J Clin Apher. 2020 Jun;35(3):217-223. doi: 10.1002/jca.21782. Epub 2020 Apr 18.
Collection efficiency (CE) of peripheral blood stem cell (PBSC) collections is negatively affected by increasing white blood cell (WBC) counts of the patient. This study compared a new optimized mononuclear cell (MNC) collection protocol (OPP) to the standard MNC collection protocol recommended by the manufacturer (STP) for PBSC collection in patients with WBC counts >35 000/μL.
Single-center, retrospective, and observational study of 81 autologous PBSC collections on Fenwal Amicus cell separators in 70 adult patients.
Median peripheral WBC count (×10 /μL; 44.2 in OPP group vs 46.5 in STP group) and median CD34 count (105/μL in OPP group vs 40/μL in STP group) at the beginning of PBSC collection did not differ significantly. Median CE2 (45% vs 31%; P < .001) as well as CD34 yield of the apheresis product both with regards to median absolute CD34 content (×10 ; 793 vs 188; P = .001) as well as median CD34 content (×10 )/kg body weight (8.93 vs 2.51; P = .002) were significantly higher for the OPP. Overall, 18/21 (86%) patients with the OPP obtained their target CD34 amount with a single apheresis session, compared to 25/50 (50%) with the STP (P = .005). PBSC collections using OPP lasted significantly longer (median 377 minutes vs 260 minutes; P < .001) than with the STP.

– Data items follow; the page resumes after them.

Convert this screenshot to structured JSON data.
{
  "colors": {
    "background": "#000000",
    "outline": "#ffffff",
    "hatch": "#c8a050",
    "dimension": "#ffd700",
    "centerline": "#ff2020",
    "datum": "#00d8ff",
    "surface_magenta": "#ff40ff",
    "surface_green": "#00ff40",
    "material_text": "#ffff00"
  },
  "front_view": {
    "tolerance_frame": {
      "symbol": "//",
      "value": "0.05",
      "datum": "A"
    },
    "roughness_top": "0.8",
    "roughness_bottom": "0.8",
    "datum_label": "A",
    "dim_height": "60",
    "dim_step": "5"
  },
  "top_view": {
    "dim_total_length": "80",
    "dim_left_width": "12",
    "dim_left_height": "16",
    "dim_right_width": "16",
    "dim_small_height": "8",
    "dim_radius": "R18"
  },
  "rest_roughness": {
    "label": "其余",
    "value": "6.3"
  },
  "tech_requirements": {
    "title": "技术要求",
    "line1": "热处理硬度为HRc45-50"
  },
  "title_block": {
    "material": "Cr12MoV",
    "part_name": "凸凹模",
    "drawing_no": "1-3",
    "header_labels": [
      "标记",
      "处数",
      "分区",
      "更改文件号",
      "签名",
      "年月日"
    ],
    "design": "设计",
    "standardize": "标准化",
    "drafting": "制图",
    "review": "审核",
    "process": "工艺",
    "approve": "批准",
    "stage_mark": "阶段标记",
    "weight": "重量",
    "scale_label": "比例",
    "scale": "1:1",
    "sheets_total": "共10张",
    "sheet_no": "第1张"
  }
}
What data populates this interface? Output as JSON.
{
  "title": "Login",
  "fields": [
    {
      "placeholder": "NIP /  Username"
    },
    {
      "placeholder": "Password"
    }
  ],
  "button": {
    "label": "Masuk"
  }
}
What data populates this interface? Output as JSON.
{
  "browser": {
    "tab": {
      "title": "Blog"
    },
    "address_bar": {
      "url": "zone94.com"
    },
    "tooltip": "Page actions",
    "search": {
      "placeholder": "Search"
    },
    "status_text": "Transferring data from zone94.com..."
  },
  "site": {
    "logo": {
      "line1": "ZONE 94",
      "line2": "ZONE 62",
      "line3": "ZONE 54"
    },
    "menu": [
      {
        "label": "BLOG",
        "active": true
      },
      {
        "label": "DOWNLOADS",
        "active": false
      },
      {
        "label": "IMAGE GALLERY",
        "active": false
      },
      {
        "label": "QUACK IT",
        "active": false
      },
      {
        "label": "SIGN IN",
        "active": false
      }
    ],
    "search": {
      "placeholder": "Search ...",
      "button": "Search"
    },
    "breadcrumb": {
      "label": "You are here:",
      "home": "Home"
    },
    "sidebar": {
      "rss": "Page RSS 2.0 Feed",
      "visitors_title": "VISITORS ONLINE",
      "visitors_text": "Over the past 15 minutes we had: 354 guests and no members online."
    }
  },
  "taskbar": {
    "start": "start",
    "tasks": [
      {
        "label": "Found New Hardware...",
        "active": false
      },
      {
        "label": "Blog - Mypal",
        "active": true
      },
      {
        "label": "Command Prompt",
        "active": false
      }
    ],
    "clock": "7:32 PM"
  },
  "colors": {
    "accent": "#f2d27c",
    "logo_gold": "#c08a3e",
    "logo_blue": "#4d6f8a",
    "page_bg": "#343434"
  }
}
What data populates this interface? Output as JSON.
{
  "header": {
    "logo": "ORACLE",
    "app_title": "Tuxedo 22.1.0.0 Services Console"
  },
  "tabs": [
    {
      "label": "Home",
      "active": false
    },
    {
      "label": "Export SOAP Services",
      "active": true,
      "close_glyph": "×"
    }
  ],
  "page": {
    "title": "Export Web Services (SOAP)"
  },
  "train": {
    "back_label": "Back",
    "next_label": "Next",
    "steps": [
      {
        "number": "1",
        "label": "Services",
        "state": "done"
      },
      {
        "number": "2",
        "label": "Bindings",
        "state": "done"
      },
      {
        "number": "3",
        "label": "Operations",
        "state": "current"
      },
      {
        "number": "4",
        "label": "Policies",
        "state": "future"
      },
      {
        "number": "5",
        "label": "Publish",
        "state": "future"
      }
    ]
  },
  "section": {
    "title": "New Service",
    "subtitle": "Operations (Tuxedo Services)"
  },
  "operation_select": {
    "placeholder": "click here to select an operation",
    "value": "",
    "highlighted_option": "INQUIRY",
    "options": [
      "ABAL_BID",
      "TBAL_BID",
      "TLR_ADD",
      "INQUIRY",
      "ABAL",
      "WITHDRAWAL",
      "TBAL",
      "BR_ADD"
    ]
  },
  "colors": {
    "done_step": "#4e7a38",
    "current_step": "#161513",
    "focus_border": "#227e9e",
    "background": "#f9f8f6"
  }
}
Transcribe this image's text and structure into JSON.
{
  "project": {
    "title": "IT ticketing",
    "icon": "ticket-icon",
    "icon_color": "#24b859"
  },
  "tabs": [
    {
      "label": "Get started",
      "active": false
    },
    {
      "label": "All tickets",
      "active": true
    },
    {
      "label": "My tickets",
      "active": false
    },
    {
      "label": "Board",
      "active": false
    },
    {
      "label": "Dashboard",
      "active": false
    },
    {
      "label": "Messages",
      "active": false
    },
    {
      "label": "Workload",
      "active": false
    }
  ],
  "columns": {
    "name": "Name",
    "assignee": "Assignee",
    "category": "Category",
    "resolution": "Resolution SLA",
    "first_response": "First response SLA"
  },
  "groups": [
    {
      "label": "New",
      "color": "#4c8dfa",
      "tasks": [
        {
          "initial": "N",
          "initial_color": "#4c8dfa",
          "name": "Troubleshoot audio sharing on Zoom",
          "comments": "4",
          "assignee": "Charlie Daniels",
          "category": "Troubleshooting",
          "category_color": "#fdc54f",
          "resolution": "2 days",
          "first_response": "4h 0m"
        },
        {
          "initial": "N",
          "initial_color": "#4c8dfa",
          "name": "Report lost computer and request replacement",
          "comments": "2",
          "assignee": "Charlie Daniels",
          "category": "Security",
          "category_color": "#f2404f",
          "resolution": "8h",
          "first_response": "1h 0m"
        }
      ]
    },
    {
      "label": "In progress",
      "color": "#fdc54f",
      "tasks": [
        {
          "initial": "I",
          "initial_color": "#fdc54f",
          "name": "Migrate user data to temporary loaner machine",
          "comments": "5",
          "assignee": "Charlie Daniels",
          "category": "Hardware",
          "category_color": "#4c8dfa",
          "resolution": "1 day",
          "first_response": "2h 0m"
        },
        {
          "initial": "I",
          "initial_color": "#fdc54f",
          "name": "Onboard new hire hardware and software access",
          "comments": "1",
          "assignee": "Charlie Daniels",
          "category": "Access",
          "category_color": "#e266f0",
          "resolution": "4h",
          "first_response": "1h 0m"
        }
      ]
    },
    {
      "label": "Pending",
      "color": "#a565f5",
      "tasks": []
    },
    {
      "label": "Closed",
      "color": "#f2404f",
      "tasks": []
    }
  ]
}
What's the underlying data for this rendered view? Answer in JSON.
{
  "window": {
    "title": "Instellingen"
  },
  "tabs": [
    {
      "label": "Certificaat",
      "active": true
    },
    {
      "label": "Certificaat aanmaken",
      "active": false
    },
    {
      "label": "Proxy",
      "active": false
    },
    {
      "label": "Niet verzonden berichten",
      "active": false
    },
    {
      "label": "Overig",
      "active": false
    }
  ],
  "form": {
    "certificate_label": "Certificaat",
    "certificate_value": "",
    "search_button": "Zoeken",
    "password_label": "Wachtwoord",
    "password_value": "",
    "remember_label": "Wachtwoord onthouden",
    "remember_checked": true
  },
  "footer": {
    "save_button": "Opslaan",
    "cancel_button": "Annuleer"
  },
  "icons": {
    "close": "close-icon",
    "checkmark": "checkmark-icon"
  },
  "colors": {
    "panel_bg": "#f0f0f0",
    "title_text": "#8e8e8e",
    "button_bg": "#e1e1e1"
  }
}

The OPP significantly improves CE2 for PBSC collections on Fenwal Amicus cell separators in patients with pre-apheresis WBC counts >35 000/μL and significantly reduces the necessity for multiple apheresis sessions. The OPP is therefore suited to reduce both patient burden and cost in autologous PBSC collection.
外周血造血干细胞(PBSC)采集的采集效率(CE)会受到患者白细胞(WBC)计数增加的负面影响。本研究比较了一种新的优化的单核细胞(MNC)采集方案(OPP)与制造商推荐的标准 MNC 采集方案(STP),用于采集 WBC 计数>35000/μL 的患者的 PBSC。
这是一项在 70 名成年患者的 Fenwal Amicus 细胞分离机上进行的单中心、回顾性、观察性研究,共 81 例自体 PBSC 采集。
PBSC 采集开始时外周血 WBC 计数(×10/μL;OPP 组为 44.2,STP 组为 46.5)和 CD34 计数(OPP 组为 105/μL,STP 组为 40/μL)中位数无显著差异。CE2 中位数(45%比 31%;P<.001)以及相对于中位数绝对 CD34 含量(×10;793 比 188;P=.001)和中位数 CD34 含量(×10)/kg 体重(8.93 比 2.51;P=.002),OPP 组的采集产物中的 CD34 产量均显著更高。总体而言,18/21(86%)名接受 OPP 的患者通过单次单采即可获得目标 CD34 量,而接受 STP 的患者中只有 25/50(50%)例(P=.005)。使用 OPP 的 PBSC 采集持续时间明显长于 STP(中位数 377 分钟比 260 分钟;P<.001)。
在 Fenwal Amicus 细胞分离机上,对于 WBC 计数>35000/μL 的患者,OPP 可显著提高 PBSC 采集的 CE2,并显著降低多次单采的必要性。因此,OPP 适用于降低自体 PBSC 采集的患者负担和成本。